Union bill would block city bankruptcies

MAY 25, 2010

By KATY GRIMES

A union-backed Assembly bill, authored by Assemblyman Tony Mendoza, D-Artesia, would potentially prevent financially destitute California cities from filing for federal bankruptcy protection under Chapter 9 of the bankruptcy code.

Mendoza’s bill would give the California Debt and Investment Advisory Commission, a state agency, the ability to deny any municipal bankruptcy filing, instead of allowing the city (or municipality) in question to make the decision. Intruding further into local politics, the commission could make the city keep all labor contracts in tact, as a condition of a bankruptcy filing, virtually nullifying the need for bankruptcy.

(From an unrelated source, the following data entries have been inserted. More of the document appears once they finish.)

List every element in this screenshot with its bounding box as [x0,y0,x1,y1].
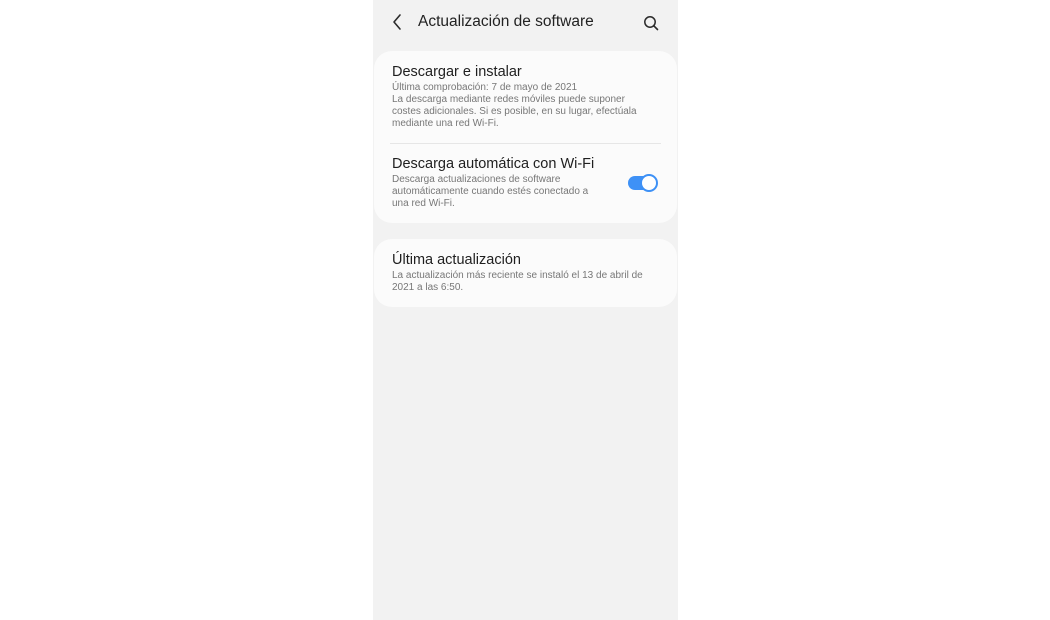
last-check-text: Última comprobación: 7 de mayo de 2021 [392,82,578,93]
description-line: una red Wi-Fi. [392,198,455,209]
description-line: 2021 a las 6:50. [392,282,464,293]
search-icon [644,16,659,31]
back-button[interactable] [387,9,409,35]
download-install-item[interactable]: Descargar e instalar Última comprobación… [392,63,637,130]
description-line: La descarga mediante redes móviles puede… [392,94,625,105]
chevron-left-icon [393,14,401,30]
last-update-card: Última actualización La actualización má… [374,239,677,307]
description-line: automáticamente cuando estés conectado a [392,186,589,197]
download-install-description: Última comprobación: 7 de mayo de 2021 L… [392,82,637,130]
toggle-knob [640,174,658,192]
page-title: Actualización de software [418,13,594,30]
description-line: La actualización más reciente se instaló… [392,270,643,281]
auto-download-wifi-description: Descarga actualizaciones de software aut… [392,174,594,210]
download-settings-card: Descargar e instalar Última comprobación… [374,51,677,223]
search-button[interactable] [639,11,663,35]
download-install-title: Descargar e instalar [392,64,522,80]
phone-screen: Actualización de software Descargar e in… [373,0,678,620]
last-update-description: La actualización más reciente se instaló… [392,270,643,294]
description-line: costes adicionales. Si es posible, en su… [392,106,637,117]
auto-download-wifi-item[interactable]: Descarga automática con Wi-Fi Descarga a… [392,155,594,210]
divider [390,143,661,144]
auto-download-wifi-toggle[interactable] [628,174,658,192]
description-line: Descarga actualizaciones de software [392,174,561,185]
last-update-title: Última actualización [392,252,521,268]
auto-download-wifi-title: Descarga automática con Wi-Fi [392,156,595,172]
description-line: mediante una red Wi-Fi. [392,118,499,129]
last-update-item[interactable]: Última actualización La actualización má… [392,251,643,294]
app-bar: Actualización de software [373,0,678,46]
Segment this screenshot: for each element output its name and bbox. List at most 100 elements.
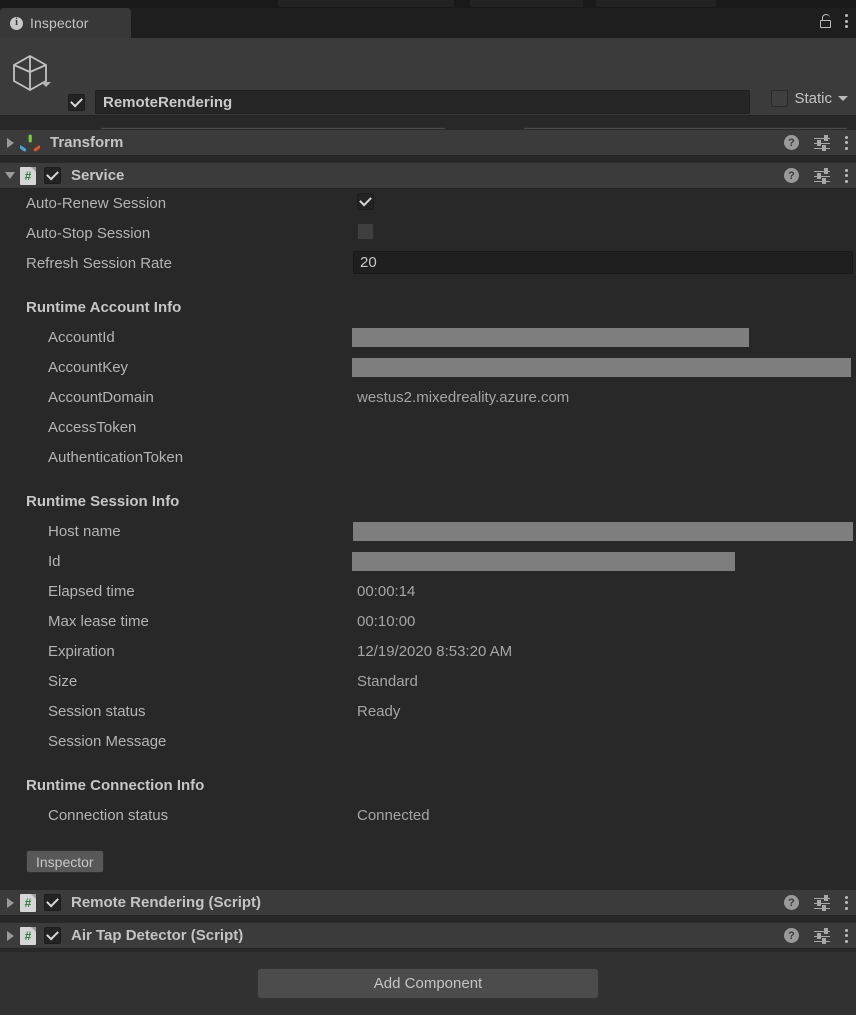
property-value: 00:10:00 [357,613,416,630]
property-row-max-lease-time: Max lease time 00:10:00 [0,607,856,637]
foldout-service[interactable] [0,172,20,179]
property-label: Expiration [48,643,115,660]
tab-tools [820,14,848,28]
property-label: Session Message [48,733,167,750]
kebab-menu-icon[interactable] [845,14,848,28]
auto-renew-session-checkbox[interactable] [357,193,374,210]
component-header-transform[interactable]: Transform ? [0,129,856,156]
help-icon[interactable]: ? [784,168,799,183]
property-row-id: Id [0,547,856,577]
help-icon[interactable]: ? [784,895,799,910]
component-title: Air Tap Detector (Script) [71,927,244,944]
auto-stop-session-checkbox[interactable] [357,223,374,240]
property-row-expiration: Expiration 12/19/2020 8:53:20 AM [0,637,856,667]
component-tools: ? [784,895,848,911]
tab-bar: i Inspector [0,8,856,38]
kebab-menu-icon[interactable] [845,895,848,910]
property-row-hostname: Host name [0,517,856,547]
group-header-connection-info: Runtime Connection Info [0,771,856,801]
window-top-strip [0,0,856,8]
property-value: Standard [357,673,418,690]
preset-sliders-icon[interactable] [814,168,830,184]
foldout-remote-rendering[interactable] [0,897,20,908]
property-label: Auto-Renew Session [26,195,167,212]
property-row-session-status: Session status Ready [0,697,856,727]
redacted-value-id [352,552,735,571]
property-label: Session status [48,703,146,720]
component-title: Service [71,167,125,184]
property-row-accountdomain: AccountDomain westus2.mixedreality.azure… [0,383,856,413]
property-label: AccountKey [48,359,129,376]
component-header-air-tap-detector[interactable]: # Air Tap Detector (Script) ? [0,922,856,949]
refresh-session-rate-input[interactable]: 20 [353,251,853,274]
kebab-menu-icon[interactable] [845,168,848,183]
preset-sliders-icon[interactable] [814,928,830,944]
ghost-tab-1 [278,0,413,7]
lock-icon[interactable] [820,14,831,28]
property-label: AccessToken [48,419,137,436]
service-body: Auto-Renew Session Auto-Stop Session Ref… [0,189,856,831]
kebab-menu-icon[interactable] [845,135,848,150]
info-icon: i [10,16,23,30]
tab-inspector-label: Inspector [30,15,89,31]
cube-icon [13,54,47,92]
preset-sliders-icon[interactable] [814,135,830,151]
property-row-elapsed-time: Elapsed time 00:00:14 [0,577,856,607]
property-row-connection-status: Connection status Connected [0,801,856,831]
static-toggle-group: Static [771,90,848,107]
group-title: Runtime Session Info [26,493,180,510]
air-tap-detector-enabled-checkbox[interactable] [44,927,61,944]
property-label: Id [48,553,61,570]
component-tools: ? [784,928,848,944]
component-tools: ? [784,168,848,184]
group-title: Runtime Connection Info [26,777,205,794]
property-row-accesstoken: AccessToken [0,413,856,443]
component-header-service[interactable]: # Service ? [0,162,856,189]
kebab-menu-icon[interactable] [845,928,848,943]
help-icon[interactable]: ? [784,928,799,943]
static-dropdown-caret-icon[interactable] [838,96,848,101]
property-label: Host name [48,523,121,540]
property-label: Refresh Session Rate [26,255,172,272]
property-row-refresh-rate: Refresh Session Rate 20 [0,249,856,279]
property-value: Ready [357,703,401,720]
property-row-auto-renew: Auto-Renew Session [0,189,856,219]
inspector-window: i Inspector RemoteRendering Static Tag U… [0,0,856,1015]
property-label: Auto-Stop Session [26,225,151,242]
static-checkbox[interactable] [771,90,789,107]
redacted-value-accountid [352,328,749,347]
inspector-button[interactable]: Inspector [26,850,104,873]
help-icon[interactable]: ? [784,135,799,150]
property-value: 00:00:14 [357,583,416,600]
remote-rendering-enabled-checkbox[interactable] [44,894,61,911]
group-title: Runtime Account Info [26,299,182,316]
property-label: AccountDomain [48,389,154,406]
property-value: westus2.mixedreality.azure.com [357,389,570,406]
component-title: Remote Rendering (Script) [71,894,262,911]
prefab-dropdown-caret-icon[interactable] [41,82,51,87]
service-enabled-checkbox[interactable] [44,167,61,184]
csharp-script-icon: # [20,926,36,945]
group-header-session-info: Runtime Session Info [0,487,856,517]
object-header: RemoteRendering Static Tag Untagged Laye… [0,38,856,147]
preset-sliders-icon[interactable] [814,895,830,911]
object-name-row: RemoteRendering [68,90,750,114]
foldout-transform[interactable] [0,137,20,148]
property-label: AuthenticationToken [48,449,184,466]
property-row-accountid: AccountId [0,323,856,353]
property-label: Max lease time [48,613,149,630]
csharp-script-icon: # [20,893,36,912]
add-component-button[interactable]: Add Component [257,968,599,999]
object-name-input[interactable]: RemoteRendering [95,90,750,114]
property-label: Elapsed time [48,583,135,600]
foldout-air-tap-detector[interactable] [0,930,20,941]
property-row-size: Size Standard [0,667,856,697]
static-label: Static [794,90,832,107]
component-header-remote-rendering[interactable]: # Remote Rendering (Script) ? [0,889,856,916]
property-label: Connection status [48,807,169,824]
object-enabled-checkbox[interactable] [68,93,85,111]
property-value: 12/19/2020 8:53:20 AM [357,643,513,660]
tab-inspector[interactable]: i Inspector [0,8,131,38]
component-tools: ? [784,135,848,151]
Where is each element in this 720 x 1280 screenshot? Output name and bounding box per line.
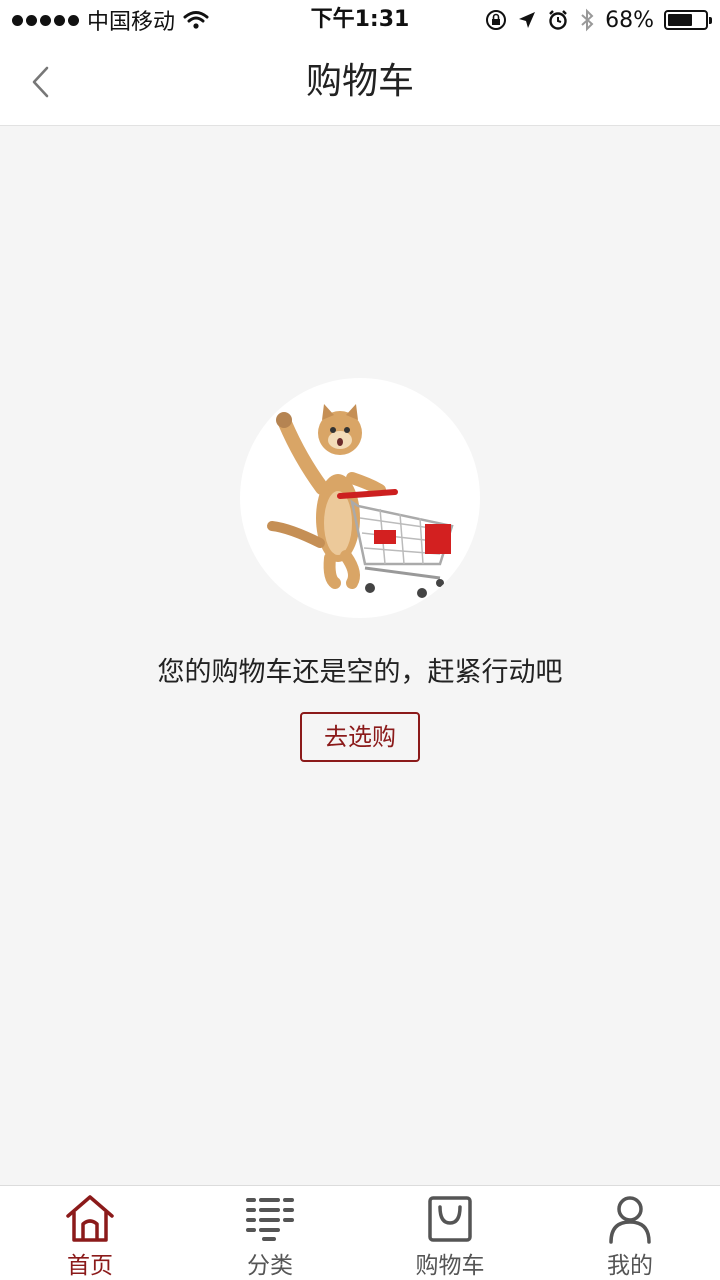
tab-cart-label: 购物车 — [415, 1253, 485, 1279]
signal-strength-icon — [12, 14, 79, 26]
bottom-tab-bar: 首页 分类 购物车 我的 — [0, 1185, 720, 1280]
tab-cart[interactable]: 购物车 — [360, 1186, 540, 1280]
category-list-icon — [242, 1194, 298, 1244]
wifi-icon — [183, 11, 209, 29]
tab-profile[interactable]: 我的 — [540, 1186, 720, 1280]
home-icon — [62, 1194, 118, 1244]
empty-cart-illustration — [240, 378, 480, 618]
tab-home-label: 首页 — [67, 1253, 113, 1279]
bluetooth-icon — [581, 8, 594, 32]
status-bar: 中国移动 下午1:31 68% — [0, 0, 720, 40]
shopping-bag-icon — [422, 1194, 478, 1244]
tab-profile-label: 我的 — [607, 1253, 653, 1279]
chevron-left-icon — [32, 66, 49, 98]
tab-home[interactable]: 首页 — [0, 1186, 180, 1280]
cat-with-cart-image — [267, 404, 454, 598]
alarm-icon — [549, 10, 567, 30]
tab-category-label: 分类 — [247, 1253, 293, 1279]
battery-icon — [664, 10, 712, 30]
page-title: 购物车 — [305, 61, 414, 102]
empty-cart-message: 您的购物车还是空的，赶紧行动吧 — [157, 657, 563, 688]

AB155 was heard in the Senate Committee on Appropriations Monday, but the committee referred AB155 to its suspense file.

AB155 was approved by the Senate Local Government Committee last month, but local governments and local government groups strongly oppose the measure. Opposition to the bill is not only fiscal in nature, it appears to be centered on the state deferring to unelected, union represented state employees to make decisions for California’s cities. This blatant conflict of interest appears not to matter to union-backed Democrats in the Legislature.

As telling as the bill’s union backers, so are the opponents of the bill, including the cities of Napa, San Bernardino, Sacramento, San Diego, Long Beach, West Hollywood, San Jose, Mammoth, Lake Forest, Berkeley, Salinas, as well as many of the state’s counties including Monterey and Riverside counties. Each of the cities and counties represented at the committee hearing expressed vehement opposition to the overreaching control by the state.

The California Chamber of Commerce and the Howard Jarvis Taxpayers Association (HJTA) were present in opposition as well, as was the Urban Counties Caucus, the State Association of Counties, the Regional Council of Rural Counties and the League of California Cities.

HJTA’s President, Jon Coupal recently expressed taxpayer opposition to AB155: “Bargaining with yourself works out well, right up until the point when the private sector can no longer afford these extravagant demands. Then your government benefactors become your enemies.”

Ballotpedia lists AB155 author Mendoza’s contributors as the California State Council of Service Employees, California Teachers Association, California State Council of Laborers, the California Association of Realtors, and the Southwestern Regional Council of Carpenters.